Positive engagement in discussions on the vague slogans of “for real” or “direct” democracy and the widespread criticisms of the mainstream electoral parties that dominate political life will serve to promote such a development. So will championing the outrage of the masses towards the bankers and billionaires who fund political parties to advance their chosen policies as they shut out all radical alternatives from the scene.
A clear and straightforward explanation and critique of capitalist democracy can help expose its present, empty character. Mass assemblies, councils of elected and recallable delegates, can form instead the basis for a legitimate authority powerful enough to create a democratically-planned economy to meet the needs of the 99%, but also democratic enough to resist the domination of a privileged bureaucracy.
This requires engagement in discussions as to who constitutes the main agency of change. Here the limitation to always talking about “the people” ignores the fact that in Europe and North America the majority of “the people” are working class – even if in the USA many workers describe themselves as “middle class”. Worldwide it is the working class and the urban and rural poor who need to be mobilised en masse to put an end to this system and its crisis.
The more the occupation movement links up with unionists and workers, especially the militant rank and file, the more positive its impact can be. The initiatives of “rank and file union federations” like Cobas in Italy, the support of locals of the International Longshoremen and Warehouse Union for the Oakland occupation, the support of the St Paul’s assembly for the public sector strike planned for 30 November, all show this is a real possibility.

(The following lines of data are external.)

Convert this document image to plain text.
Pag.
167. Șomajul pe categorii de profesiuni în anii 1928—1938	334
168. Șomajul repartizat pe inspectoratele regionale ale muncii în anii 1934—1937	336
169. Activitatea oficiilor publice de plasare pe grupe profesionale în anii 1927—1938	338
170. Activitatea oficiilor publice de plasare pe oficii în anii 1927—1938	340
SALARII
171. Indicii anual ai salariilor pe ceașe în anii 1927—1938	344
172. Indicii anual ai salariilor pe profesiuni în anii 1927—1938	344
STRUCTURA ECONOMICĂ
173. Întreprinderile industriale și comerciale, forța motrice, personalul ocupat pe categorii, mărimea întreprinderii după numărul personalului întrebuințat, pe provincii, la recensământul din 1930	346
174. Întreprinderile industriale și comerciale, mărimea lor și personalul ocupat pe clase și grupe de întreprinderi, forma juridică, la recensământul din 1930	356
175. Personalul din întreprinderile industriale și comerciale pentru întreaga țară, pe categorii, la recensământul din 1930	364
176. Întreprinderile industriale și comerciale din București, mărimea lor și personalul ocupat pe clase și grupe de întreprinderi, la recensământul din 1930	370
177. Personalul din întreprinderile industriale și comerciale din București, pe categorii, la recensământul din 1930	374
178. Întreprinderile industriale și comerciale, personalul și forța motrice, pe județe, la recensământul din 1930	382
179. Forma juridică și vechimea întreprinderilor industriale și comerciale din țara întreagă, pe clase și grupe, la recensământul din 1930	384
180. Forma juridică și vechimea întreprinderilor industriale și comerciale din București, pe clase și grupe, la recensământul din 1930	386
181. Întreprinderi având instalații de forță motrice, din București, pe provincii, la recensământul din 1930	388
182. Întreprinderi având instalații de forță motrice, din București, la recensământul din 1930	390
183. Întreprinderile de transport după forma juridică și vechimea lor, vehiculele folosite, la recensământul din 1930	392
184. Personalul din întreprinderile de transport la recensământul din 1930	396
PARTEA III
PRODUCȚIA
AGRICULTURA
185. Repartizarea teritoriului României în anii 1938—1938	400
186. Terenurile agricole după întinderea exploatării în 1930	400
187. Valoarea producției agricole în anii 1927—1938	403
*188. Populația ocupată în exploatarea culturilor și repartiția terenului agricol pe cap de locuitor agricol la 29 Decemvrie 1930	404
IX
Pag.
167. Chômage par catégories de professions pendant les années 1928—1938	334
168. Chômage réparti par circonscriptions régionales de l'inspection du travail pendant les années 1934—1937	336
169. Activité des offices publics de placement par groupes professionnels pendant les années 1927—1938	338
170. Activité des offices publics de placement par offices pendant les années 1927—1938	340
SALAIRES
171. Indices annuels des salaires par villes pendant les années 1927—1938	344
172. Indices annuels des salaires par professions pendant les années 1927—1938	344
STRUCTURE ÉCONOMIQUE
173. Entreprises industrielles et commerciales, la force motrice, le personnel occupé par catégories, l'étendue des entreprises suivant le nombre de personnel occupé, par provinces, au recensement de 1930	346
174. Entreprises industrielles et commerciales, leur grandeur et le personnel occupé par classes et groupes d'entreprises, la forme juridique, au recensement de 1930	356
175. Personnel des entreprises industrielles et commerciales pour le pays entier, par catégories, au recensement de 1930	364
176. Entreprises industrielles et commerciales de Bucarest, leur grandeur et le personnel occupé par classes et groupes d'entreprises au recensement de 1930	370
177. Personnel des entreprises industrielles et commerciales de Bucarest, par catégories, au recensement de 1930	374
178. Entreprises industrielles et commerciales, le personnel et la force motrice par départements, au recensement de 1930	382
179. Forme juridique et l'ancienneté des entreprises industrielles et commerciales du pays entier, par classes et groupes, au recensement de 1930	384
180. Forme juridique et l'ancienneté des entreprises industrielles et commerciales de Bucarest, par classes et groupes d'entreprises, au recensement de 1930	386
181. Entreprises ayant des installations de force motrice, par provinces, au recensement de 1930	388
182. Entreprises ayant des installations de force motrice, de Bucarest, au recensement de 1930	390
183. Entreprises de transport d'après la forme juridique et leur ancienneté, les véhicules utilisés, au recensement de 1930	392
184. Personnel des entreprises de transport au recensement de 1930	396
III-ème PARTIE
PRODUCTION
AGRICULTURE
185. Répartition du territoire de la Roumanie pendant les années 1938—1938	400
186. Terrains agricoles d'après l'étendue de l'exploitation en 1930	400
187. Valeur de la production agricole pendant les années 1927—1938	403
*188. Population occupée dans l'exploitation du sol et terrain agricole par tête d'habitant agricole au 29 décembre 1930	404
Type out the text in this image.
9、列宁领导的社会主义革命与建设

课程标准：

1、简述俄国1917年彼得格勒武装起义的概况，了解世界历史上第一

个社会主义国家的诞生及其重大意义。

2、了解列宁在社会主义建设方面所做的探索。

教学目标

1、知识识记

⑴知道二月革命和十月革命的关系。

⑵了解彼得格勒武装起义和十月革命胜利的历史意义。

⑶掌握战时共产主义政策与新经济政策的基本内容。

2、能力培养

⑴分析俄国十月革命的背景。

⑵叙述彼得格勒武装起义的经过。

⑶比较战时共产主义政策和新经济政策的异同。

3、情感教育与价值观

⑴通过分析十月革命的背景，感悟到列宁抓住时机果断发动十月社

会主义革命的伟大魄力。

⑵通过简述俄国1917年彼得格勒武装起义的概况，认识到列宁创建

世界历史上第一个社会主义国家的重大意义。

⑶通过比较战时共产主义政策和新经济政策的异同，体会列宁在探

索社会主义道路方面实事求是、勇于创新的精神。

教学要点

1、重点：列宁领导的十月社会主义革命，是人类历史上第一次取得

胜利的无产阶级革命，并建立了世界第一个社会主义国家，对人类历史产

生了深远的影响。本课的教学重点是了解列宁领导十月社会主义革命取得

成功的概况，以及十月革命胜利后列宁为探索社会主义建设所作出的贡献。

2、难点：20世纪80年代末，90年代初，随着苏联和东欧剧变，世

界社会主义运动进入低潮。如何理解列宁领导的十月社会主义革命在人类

The occupations need to spread beyond symbolic public spaces to workplaces, schools, and social services about to be closed. Agitation for mass direct action aimed at mobilising towards a general strike to smash the austerity programmes and bring down the governments carrying them out. Starting from linking the occupations to workplaces and working-class communities, to mass assemblies electing delegates to citywide councils, the occupations and the labour movements can rise to new heights by adopting clear demands that meet the immediate needs of the working class and poor while time linking them all to a strategy to dismantle capitalism and put the 99% in power.
The occupations and the labour movement can and must be won to clear, immediate demands:
• No more bailouts. Nationalise the banks with no compensation, under workers’ control!
• Renounce the debts of governments, federal states and local authorities!
• Tax the rich: make them pay for their crisis!
• Stop and reverse all the austerity plans; no job or service cuts in health, education, welfare, and culture!
• End unemployment – cut the hours not the jobs – for a programme of social construction: housing, schools, hospitals, and environmental protection!